La connaissance scientifique est devenue le médiateur indispensable entre l’homme et l’environnement (Granjou, 2003). Il est attendu des acteurs de la connaissance scientifique de fournir une expertise, c'est-à-dire des connaissances orientées vers l’action (Delmas, 2011). Les connaissances nécessaires à la gestion de l’anguille sont produites par des spécialistes de la biologie et de l’écologie. Elles portent sur l’évaluation des stocks et les facteurs de mortalité. Différents facteurs sont cités, la pêche, les obstacles à la libre circulation, les parasites, les pollutions, les courants océaniques et le changement climatique. La pêche constitue l’un des facteurs les mieux renseignés.

La production de ces connaissances est organisée aux différents échelons. Au niveau européen et national, les scientifiques sont organisés en groupes de spécialistes.
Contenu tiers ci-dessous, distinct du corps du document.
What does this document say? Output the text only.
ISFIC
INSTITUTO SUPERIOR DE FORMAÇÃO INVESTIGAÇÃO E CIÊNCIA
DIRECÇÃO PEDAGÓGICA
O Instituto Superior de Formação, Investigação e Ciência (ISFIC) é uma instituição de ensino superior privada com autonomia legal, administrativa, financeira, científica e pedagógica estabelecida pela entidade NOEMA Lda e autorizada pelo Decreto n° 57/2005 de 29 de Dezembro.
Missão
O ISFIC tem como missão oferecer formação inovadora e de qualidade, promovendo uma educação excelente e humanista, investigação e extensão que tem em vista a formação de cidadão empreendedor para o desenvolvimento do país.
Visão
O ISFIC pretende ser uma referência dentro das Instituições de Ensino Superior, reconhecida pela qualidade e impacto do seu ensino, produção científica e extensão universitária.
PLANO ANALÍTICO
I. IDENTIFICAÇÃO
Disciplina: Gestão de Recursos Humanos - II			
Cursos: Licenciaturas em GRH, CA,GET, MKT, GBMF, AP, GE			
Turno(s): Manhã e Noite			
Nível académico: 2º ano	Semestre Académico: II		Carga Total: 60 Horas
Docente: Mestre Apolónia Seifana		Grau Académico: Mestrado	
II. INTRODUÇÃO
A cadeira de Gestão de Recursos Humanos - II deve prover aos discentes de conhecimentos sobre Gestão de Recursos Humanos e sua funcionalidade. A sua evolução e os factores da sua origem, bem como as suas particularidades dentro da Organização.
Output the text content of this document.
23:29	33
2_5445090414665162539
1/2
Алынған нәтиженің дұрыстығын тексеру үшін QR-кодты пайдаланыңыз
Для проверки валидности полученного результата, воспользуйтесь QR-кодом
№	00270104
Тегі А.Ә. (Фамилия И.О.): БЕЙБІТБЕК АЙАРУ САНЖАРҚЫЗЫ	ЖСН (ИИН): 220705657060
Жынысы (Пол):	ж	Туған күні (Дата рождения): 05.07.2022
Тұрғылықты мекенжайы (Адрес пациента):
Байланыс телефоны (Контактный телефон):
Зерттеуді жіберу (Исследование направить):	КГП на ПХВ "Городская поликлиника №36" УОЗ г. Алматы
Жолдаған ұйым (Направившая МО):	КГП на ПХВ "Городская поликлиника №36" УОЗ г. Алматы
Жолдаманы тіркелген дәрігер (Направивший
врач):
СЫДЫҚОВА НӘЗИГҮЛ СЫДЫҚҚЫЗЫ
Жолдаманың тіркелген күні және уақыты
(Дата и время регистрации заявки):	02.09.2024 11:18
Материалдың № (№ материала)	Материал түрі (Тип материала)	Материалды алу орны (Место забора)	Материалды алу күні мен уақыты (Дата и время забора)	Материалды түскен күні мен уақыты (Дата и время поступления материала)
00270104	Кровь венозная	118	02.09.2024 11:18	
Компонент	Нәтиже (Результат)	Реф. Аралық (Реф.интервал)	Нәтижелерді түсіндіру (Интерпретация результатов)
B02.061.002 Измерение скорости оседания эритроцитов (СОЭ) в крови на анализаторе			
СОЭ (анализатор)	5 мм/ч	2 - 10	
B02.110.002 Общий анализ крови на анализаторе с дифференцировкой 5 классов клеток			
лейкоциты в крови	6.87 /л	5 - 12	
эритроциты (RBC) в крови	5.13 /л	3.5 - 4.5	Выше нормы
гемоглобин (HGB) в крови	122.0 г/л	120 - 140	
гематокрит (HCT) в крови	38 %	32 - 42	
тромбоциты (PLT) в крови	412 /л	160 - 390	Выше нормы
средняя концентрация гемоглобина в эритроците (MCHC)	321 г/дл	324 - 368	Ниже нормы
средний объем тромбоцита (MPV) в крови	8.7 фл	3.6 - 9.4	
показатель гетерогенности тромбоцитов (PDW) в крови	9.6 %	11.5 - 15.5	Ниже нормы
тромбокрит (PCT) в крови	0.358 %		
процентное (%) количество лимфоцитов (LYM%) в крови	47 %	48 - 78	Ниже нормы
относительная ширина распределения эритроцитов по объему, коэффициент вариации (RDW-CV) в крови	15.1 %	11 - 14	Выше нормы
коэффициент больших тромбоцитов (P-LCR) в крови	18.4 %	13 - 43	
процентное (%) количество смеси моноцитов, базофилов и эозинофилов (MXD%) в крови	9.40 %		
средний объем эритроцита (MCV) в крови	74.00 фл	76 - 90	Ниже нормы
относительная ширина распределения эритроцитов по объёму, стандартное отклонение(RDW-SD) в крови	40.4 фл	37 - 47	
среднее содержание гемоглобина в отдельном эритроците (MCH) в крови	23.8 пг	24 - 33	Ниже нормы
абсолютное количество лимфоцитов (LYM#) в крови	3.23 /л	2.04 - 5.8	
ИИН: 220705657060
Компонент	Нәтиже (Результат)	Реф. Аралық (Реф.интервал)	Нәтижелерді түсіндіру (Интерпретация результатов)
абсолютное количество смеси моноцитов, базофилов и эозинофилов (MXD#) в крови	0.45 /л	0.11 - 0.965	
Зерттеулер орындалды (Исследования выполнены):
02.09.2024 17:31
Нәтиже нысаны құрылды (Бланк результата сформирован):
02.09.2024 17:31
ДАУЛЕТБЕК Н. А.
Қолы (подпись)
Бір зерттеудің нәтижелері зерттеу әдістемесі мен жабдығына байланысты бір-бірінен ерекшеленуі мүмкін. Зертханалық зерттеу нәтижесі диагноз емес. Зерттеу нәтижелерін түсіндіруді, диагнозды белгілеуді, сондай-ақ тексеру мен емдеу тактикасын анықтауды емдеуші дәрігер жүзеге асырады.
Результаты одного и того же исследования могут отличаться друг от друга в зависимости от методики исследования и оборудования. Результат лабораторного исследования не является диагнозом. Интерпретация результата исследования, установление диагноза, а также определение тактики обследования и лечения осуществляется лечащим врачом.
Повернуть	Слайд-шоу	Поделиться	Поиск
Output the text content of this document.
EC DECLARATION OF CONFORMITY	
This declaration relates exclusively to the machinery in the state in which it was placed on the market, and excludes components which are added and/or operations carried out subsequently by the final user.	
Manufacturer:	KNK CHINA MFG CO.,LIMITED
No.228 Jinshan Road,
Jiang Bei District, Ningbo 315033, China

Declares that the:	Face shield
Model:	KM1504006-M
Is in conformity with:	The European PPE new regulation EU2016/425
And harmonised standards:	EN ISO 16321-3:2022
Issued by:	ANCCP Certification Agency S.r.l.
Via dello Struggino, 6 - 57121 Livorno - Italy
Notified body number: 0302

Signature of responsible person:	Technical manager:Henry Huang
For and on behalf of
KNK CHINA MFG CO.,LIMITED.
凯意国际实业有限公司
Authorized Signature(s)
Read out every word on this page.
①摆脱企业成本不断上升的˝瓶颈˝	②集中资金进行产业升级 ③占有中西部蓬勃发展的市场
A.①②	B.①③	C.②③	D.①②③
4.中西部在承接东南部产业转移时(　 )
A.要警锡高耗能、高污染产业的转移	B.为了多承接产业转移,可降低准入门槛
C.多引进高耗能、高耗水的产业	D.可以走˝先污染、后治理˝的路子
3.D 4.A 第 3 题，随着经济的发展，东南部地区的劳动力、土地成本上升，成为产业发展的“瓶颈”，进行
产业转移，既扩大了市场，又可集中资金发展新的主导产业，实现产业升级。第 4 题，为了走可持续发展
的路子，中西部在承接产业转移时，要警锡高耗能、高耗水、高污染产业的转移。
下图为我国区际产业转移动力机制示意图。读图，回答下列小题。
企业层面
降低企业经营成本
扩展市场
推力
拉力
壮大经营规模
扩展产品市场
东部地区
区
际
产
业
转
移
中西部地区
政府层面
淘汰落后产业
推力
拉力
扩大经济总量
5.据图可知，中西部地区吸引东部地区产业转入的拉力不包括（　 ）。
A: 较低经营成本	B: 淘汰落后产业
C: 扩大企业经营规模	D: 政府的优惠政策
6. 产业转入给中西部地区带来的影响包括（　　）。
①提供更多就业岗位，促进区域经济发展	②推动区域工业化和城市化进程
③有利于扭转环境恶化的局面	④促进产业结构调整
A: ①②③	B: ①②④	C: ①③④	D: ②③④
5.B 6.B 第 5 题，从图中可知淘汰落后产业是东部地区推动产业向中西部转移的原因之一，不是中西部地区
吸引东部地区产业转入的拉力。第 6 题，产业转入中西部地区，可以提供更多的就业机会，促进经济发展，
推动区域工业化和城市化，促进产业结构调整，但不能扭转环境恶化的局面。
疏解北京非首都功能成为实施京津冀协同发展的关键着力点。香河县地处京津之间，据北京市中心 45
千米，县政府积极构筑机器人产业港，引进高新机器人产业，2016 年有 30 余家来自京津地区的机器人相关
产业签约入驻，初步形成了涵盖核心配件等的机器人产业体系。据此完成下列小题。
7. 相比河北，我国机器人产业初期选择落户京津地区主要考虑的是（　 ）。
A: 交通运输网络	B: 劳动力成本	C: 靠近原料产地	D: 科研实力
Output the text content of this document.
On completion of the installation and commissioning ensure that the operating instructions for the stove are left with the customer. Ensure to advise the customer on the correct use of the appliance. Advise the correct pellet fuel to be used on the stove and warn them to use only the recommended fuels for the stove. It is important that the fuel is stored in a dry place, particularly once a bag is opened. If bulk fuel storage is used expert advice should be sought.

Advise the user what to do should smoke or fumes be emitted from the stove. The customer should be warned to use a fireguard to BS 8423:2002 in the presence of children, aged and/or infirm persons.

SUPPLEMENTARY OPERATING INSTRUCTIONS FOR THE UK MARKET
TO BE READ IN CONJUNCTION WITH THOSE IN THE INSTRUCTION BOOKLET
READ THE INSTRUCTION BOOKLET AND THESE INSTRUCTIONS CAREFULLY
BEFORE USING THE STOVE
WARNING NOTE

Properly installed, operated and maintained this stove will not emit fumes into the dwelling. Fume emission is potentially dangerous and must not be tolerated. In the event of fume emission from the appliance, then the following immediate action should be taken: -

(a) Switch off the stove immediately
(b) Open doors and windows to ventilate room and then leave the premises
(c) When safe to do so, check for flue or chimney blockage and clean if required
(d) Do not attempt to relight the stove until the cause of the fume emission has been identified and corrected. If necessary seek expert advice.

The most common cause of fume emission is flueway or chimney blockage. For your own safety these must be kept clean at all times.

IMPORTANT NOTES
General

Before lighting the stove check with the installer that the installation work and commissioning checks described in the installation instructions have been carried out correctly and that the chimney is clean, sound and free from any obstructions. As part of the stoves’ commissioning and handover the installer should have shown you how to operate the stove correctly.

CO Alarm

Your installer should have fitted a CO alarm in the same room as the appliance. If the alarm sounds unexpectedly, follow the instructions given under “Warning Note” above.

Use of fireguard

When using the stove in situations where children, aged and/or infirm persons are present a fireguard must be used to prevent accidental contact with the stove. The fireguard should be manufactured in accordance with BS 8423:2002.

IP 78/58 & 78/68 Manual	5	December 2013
Le CIEM, constitué de scientifiques issus des différents pays membres, intervient au niveau européen. On a vu que les recommandations du CIEM ont joué un rôle important dans la décision de rédiger un règlement européen. « This means that the marine and freshwater ecosystem, fishing, parasites and diseases,and pollution merit special attention for safeguarding eel stocks. The impact of climate dynamics, probably the most significant factor in modulating recruitment, is an issue of global responsibility. Hence, the quota of eel for fisheries and aquaculture should be judged very conservatively.”12 Le CIEM émet différents énoncés en 2005, au regard d’un ensemble large de

facteurs de mortalités sur l’anguille à prendre en compte. Il conclue sur le fait que le choix de quotas pour la production devra être évalué précisément.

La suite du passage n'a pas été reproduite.